JOGANDO PARA A PLATÉIA ?
O ministro GILMAR MENDES, atual presidente do Supremo Tribunal Federal, que deixará o cargo no próximo dia 23 de abril, declarou à imprensa que deu prazo para que os Estados membros da Federação apresentem um cronograma detalhado para pagamentos das dívidas decorrentes de decisões judiciais o que, se não for feito, leva-lo-á a colocar vários pedidos de intervenção em julgamento.
O problema dos Precatórios judiciais tem, digamos assim, uma mão dupla: ele é, por um lado, culpa da burocracia, que não gosta de pagar as dívidas judiciais e, por outro, uma decorrência do excessivo montante dos encargos que oneram essas obrigações de pagamento.
Os precatórios, como se sabe, são um “pedido de vênia” do Poder Judiciário para que os Poderes executivo e legislativo, federal e estaduais ( que são autônomos e independentes ) insiram, nos seus orçamentos anuais, verbas necessárias ao pagamento das condenações judiciais a eles impostas.
Outrora, antes da invenção dos atuais precatórios, essas verbas figuravam nas famosas “caudas” orçamentárias, e havia muita corrupção para que alguns pagamentos constassem da relação, em detrimento de outros.
Para “moralizar” esse procedimento a Constituição determina – e isso a partir de 1946 – que os pagamentos obedeçam a uma ordem cronológica.
Acontece que os Poderes Executivo foram retardando o pagamento do principal dos débitos, o que gerava juros de mora; e, desde 1964, essa demora começou a produzir, também, correção monetária.
Quando o atraso no pagamento dos precatórios passou a provocar correção monetária e juros ( moratórios e compensatórios ) a reação dos Poderes Executivos foi contraditória: ao invés de correrem, como se esperava, para liquidar os precatórios, eles inventaram retardar ainda mais o seu pagamento, pois a demora rendia, na prática, para os credores, mais do que uma caderneta de poupança.

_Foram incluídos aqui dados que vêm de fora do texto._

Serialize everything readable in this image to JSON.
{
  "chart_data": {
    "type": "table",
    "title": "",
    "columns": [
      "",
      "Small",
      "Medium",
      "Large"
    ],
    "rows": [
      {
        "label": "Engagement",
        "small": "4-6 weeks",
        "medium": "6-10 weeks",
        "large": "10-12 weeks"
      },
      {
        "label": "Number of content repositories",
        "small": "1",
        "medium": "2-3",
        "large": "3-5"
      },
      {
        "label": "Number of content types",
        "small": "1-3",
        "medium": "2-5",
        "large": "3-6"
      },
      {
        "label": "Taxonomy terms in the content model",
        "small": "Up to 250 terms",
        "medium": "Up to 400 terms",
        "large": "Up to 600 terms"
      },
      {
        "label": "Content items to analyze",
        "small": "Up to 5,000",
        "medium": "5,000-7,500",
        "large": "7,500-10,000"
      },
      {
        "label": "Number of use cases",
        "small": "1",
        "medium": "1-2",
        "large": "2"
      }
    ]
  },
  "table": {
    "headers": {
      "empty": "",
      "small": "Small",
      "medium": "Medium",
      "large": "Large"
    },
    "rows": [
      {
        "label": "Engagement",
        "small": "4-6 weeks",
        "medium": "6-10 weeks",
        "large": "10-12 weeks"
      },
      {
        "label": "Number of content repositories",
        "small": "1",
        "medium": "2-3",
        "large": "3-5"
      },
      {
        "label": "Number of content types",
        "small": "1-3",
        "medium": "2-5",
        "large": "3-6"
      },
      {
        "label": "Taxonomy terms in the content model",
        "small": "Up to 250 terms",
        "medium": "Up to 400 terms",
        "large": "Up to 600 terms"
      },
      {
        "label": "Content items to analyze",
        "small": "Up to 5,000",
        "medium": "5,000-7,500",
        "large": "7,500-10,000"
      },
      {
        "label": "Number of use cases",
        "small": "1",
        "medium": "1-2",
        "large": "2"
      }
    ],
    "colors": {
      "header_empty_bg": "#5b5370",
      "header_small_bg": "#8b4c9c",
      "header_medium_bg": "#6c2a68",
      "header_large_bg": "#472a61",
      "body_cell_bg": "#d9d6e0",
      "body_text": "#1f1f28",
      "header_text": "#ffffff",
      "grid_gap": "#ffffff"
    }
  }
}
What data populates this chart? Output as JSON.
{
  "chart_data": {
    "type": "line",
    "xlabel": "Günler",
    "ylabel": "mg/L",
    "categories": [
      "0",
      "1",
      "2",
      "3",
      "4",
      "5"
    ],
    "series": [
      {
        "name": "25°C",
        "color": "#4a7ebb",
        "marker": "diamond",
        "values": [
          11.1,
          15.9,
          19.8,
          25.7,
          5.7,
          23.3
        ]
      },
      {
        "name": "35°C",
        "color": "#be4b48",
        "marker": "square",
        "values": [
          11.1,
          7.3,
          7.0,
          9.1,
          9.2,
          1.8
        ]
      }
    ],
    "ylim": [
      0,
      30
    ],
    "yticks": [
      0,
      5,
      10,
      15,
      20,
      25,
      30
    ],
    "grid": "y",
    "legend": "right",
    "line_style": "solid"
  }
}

O aumento do atraso deu lugar a um acréscimo anual imenso de quantias devidas, que foram tornando os precatórios, tal como são atualmente, “impagáveis”.
É evidente que a “solução intervenção nos Estados” preconizada pelo ministro GILMAR MENDES não é a verdadeira solução, o que faz pensar que ele provavelmente esteja – como gosta – jogando para a platéia.
Alguma coisa, porém, merece ser feita.
Deve-se, a meu ver, reconstruir o princípio do valor nominal e dar novas interpretações às normas que o garantem, mas que têm sido interpretadas erroneamente pela jurisprudência, que precisaria mudar.
Mas não podemos esperar que a jurisprudência mude, mesmo porque ela tende a ser conservadora, com os Tribunais olhando, instrospectivamente, para as suas próprias decisões, sem disposição de alterar o que já foi estabelecido anteriormente.
Estudei a gênese da jurisprudência favorável à indexação no livro A Correção Monetária em Juízo. Relendo o que escrevi reforçou-me a impressão de que não se deve esperar muito, nesse assunto, dos juízes brasileiros, que preferem censurar a pertinácia daqueles que, como eu, propõem mudanças do que mudar.
A alternativa será impor, legislativamente, essas mudanças de interpretação, o que depende da vontade política do governo e do Congresso.